SPARC is required for the maintenance of glucose homeostasis and insulin secretion in mice

ATORRASAGASTI, CATALINA; ONORATO, AGOSTINA; GIMENO, MARÍA L.; GARCÍA, MARIANA; MALVICINI, MARIANA; FIORE, ESTEBAN; BAYO, JUAN; PERONE, MARCELO J.; MAZZOLINI, GUILLERMO D.

Mar del plata

Congreso; LXIII Reunión Científica anual de la Sociedad Argentina de Investigaciones clínicas; 2018

SAIC

Obesity, metabolic syndrome and type 2 diabetes, three strongly interrelated diseases, are associated to increased morbidity and mortality worldwide. The pathogenesis of obesity-associated disorders is still under study. SPARC is a matricellular glycoprotein expressed in many cell types including adipocytes, parenchymal and non-parenchymal hepatic cells and pancreatic cells.

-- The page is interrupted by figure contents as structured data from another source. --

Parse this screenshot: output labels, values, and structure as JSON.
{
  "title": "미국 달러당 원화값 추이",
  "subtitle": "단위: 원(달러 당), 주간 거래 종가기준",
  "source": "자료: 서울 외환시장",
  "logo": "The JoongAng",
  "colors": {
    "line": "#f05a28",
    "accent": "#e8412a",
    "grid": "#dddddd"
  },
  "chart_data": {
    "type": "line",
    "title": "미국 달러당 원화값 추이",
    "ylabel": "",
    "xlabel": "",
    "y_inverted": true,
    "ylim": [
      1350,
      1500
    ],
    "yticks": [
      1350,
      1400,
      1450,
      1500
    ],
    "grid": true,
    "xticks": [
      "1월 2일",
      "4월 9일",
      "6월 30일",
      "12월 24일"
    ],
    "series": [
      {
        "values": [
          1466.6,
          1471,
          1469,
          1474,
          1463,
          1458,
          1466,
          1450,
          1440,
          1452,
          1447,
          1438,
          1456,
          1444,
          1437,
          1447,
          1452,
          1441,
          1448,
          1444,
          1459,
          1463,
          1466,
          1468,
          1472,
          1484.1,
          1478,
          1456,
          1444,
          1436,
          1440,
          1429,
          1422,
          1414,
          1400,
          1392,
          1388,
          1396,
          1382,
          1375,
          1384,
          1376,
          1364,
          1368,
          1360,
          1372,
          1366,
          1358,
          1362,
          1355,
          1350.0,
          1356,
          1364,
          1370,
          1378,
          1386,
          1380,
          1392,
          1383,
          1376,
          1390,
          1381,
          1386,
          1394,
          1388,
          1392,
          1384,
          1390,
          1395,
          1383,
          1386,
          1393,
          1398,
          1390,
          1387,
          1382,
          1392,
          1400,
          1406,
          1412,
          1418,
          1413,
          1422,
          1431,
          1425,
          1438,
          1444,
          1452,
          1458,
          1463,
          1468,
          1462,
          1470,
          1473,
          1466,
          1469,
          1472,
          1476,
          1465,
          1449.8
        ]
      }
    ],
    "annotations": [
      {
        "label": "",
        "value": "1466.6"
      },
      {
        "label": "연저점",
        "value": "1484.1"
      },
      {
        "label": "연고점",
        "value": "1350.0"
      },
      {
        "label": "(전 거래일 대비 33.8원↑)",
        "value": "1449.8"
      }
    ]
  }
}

Studies have demonstrated that SPARC inhibits adipogenesis and promotes insulin resistance; in addition, circulating SPARC levels were positively correlated with BMI in obese individuals. Therefore, SPARC is being proposed as a key factor in the pathogenesis of obesity-associated disorders. The aim of this study is to elucidate the role of SPARC in glucose homeostasis. We studied SPARC+/+ and SPARC-/- mice maintained on a normal low-fat (LF) or high fat (HF) diet. Animals in each group were euthanized after 12 or 20 weeks of WD or CD feeding. SPARC+/+ and SPARC-/- mice fed with CD were also studies at different time point since weaning (6 animals per group). We assessed glucose levels, glucose tolerance, insulin and c-peptide secretion.We show here that SPARC-/- mice displayed an abnormal insulin-regulated glucose metabolism. SPARC-/- mice presented an increased adipose tissue deposition and an impaired glucose homeostasis as animals aged. In addition, the absence of SPARC worsens high-fat diet-induced diabetes in mice. Interestingly, although SPARC-/- mice on high-fat diet were sensitive to insulin they showed an impaired insulin secretion capacity. Of note, the expression of glucose transporter 2 (GLUT2) in islets of SPARC-/- mice was dramatically reduced. This study provides the first evidence that deleted SPARC expression causes diabetes in mice. Thus, SPARC deficient mice constitute a valuable model for studies concerning obesity and its related metabolic complications, including diabetes.